Lassila & Tikanoja's Real Estate Services unit has data analytics solutions at three levels:
Production control
Big data and learning from it
Agile service development and customer interface
The utilization of the data was preceded by an extensive three-year project in which the division completely renewed its own enterprise resource planning (ERP) system and related processes.
L&T utilizes analytics for production control, which is the focus of its business. The company is a good example of how advanced analytics can often be enough without needing to take advantage of machine learning.
Advanced analytics is often enough to create value.
Real-time ERP
In connection with its ERP reform, L&T launched the development of the Dynamic Scheduling system. According to the company, the result was perhaps Finland's most advanced human resource optimization tool, which ensures the right resources are in the right place, at the right time.

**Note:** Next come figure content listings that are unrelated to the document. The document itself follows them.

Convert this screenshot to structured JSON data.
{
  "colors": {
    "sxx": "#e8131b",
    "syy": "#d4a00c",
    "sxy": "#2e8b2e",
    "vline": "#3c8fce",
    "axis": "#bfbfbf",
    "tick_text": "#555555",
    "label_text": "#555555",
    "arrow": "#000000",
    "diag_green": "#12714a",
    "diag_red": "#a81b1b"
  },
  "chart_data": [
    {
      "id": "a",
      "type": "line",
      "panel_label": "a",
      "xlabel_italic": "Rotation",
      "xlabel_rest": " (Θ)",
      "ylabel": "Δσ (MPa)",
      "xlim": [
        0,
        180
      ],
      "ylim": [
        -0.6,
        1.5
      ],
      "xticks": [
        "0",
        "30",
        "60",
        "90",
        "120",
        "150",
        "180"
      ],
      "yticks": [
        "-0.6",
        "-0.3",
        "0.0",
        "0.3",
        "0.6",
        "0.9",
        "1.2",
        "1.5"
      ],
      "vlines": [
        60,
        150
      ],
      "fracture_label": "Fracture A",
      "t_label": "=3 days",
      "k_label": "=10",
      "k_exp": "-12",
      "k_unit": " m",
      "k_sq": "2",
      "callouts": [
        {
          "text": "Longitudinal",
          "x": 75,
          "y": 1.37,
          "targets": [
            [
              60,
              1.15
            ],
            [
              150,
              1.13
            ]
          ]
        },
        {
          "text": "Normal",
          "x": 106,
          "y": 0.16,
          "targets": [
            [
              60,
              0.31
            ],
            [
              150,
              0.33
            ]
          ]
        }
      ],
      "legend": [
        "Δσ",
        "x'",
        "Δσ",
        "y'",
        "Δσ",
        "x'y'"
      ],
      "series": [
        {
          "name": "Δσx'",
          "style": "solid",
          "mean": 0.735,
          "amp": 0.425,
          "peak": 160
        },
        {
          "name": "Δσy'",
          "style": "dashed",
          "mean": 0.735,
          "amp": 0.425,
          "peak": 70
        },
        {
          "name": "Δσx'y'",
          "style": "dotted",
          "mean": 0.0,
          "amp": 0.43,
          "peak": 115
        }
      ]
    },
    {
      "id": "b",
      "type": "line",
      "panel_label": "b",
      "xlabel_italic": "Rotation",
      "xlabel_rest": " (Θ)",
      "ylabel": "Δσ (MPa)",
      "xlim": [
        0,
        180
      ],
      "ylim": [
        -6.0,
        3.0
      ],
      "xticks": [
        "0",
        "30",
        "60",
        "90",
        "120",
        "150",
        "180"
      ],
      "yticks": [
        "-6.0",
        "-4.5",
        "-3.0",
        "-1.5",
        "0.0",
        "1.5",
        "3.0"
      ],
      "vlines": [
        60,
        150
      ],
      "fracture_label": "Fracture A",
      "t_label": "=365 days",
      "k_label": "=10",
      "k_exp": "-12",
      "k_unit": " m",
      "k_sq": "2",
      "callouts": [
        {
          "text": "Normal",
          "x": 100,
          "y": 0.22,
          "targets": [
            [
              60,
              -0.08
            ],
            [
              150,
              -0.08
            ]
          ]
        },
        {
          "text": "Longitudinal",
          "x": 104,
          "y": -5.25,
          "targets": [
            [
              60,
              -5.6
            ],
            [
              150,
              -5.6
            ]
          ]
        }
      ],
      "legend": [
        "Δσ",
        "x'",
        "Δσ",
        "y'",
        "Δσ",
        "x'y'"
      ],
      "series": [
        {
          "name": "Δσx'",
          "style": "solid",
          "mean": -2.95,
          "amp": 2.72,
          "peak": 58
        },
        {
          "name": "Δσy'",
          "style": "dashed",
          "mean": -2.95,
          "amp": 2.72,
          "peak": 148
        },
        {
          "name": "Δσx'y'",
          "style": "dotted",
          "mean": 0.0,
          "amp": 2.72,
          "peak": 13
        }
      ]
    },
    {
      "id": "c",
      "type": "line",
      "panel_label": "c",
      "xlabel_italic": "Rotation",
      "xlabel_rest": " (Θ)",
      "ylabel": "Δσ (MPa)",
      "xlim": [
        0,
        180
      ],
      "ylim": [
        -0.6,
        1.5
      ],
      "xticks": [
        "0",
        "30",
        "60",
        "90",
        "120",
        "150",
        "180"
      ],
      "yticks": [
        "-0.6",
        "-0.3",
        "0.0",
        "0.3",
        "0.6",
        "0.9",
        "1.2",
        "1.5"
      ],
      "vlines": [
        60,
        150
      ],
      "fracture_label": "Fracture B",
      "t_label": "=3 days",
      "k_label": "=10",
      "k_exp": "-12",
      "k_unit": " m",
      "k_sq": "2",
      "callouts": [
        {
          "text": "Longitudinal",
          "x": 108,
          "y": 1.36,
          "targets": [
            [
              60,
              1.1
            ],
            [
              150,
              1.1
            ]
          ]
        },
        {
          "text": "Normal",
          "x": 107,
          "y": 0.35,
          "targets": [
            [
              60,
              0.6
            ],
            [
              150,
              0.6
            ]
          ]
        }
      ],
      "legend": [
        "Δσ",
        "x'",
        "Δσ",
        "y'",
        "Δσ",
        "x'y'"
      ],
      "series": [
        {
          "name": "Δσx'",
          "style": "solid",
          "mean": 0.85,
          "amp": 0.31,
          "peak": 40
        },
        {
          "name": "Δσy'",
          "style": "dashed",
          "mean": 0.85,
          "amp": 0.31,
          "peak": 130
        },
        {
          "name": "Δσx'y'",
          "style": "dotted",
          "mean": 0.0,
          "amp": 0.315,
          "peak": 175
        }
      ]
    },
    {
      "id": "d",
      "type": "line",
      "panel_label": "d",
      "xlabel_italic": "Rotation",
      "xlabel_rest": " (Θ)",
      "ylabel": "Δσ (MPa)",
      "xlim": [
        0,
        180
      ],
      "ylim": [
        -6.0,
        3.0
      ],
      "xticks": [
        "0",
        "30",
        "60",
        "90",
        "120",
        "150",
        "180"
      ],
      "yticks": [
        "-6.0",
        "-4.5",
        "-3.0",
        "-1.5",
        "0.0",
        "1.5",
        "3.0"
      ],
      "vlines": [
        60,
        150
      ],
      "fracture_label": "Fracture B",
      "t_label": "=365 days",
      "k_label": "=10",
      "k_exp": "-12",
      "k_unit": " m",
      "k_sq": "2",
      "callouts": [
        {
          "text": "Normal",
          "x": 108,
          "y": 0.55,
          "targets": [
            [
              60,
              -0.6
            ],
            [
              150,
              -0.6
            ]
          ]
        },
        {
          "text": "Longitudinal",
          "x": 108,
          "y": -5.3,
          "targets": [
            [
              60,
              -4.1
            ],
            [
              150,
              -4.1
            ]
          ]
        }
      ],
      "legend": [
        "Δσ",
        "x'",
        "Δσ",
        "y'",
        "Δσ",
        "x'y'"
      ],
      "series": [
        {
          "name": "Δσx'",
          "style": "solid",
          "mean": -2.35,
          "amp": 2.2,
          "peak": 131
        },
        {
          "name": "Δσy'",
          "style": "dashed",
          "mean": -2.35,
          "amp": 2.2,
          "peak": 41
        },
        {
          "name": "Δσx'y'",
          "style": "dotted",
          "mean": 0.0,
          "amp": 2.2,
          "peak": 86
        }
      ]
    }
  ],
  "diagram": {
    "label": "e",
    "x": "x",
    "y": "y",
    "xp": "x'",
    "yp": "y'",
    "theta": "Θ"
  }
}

In the system, the workday consists of six-minute periods in which tasks are processed in order of urgency. The employees have a mobile app where they record when they are starting a task on the job site.
Situational awareness allows users to locate nearby employees. In this case, they can be called to a location quickly if a more urgent work task, such as a pipe break, comes up.
Analytics for customer management
Analytics also help in customer relationship development and short-term forecasting. In its contract portfolio, L&T monitors the development of invoicing, customer satisfaction, complaints, customer feedback, and the number and quality of customer service requests.
In its agile service business, the company invests in analyzing customer feedback to get a deeper understanding – for example, if a particular issue or customer feedback is repeated on a regular basis.
Challenges and opportunities for the use of AI
L&T’s challenges with implementing AI are quite common. Existing systems and their architecture may not support the use of AI. Another challenge relates to a balanced consideration of internal and external service needs.
In many cases, developers of AI solutions emphasize internal efficiency. However, it's important to corroborate the development need with the solution's users. The users must always be involved in the solution's design and development to ensure it generates value for all parties involved.
From idea to service
L&T has tried to solve user-oriented challenges with a company-wide “from idea to service” concept. In practice, this means there is a tool anyone can use to suggest new ideas. The agile development team picks ideas every other week and evaluates them using the following criteria:
Does the idea have commercial potential?
What is the technical implementation of the idea and what does it require?
What resources does the implementation require, and are the resources available?
The team will work on the idea with the customer before making a final investment decision. This ensures there's real demand for the solution.
Future development of AI
In the future, existing analytical expertise will be enriched even further by utilizing machine learning. To this end, L&T is building an information management infrastructure that will also produce data to support AI solutions.
Thanks to these actions, it's possible for the company to take a leap forward in the development of AI. The fact that L&T is focused on bringing value through analytics tends to create trust in the possibilities of AI more broadly.
As the use of AI in the industry is in its infancy, the company will be able to differentiate itself from competitors through AI without significant investment.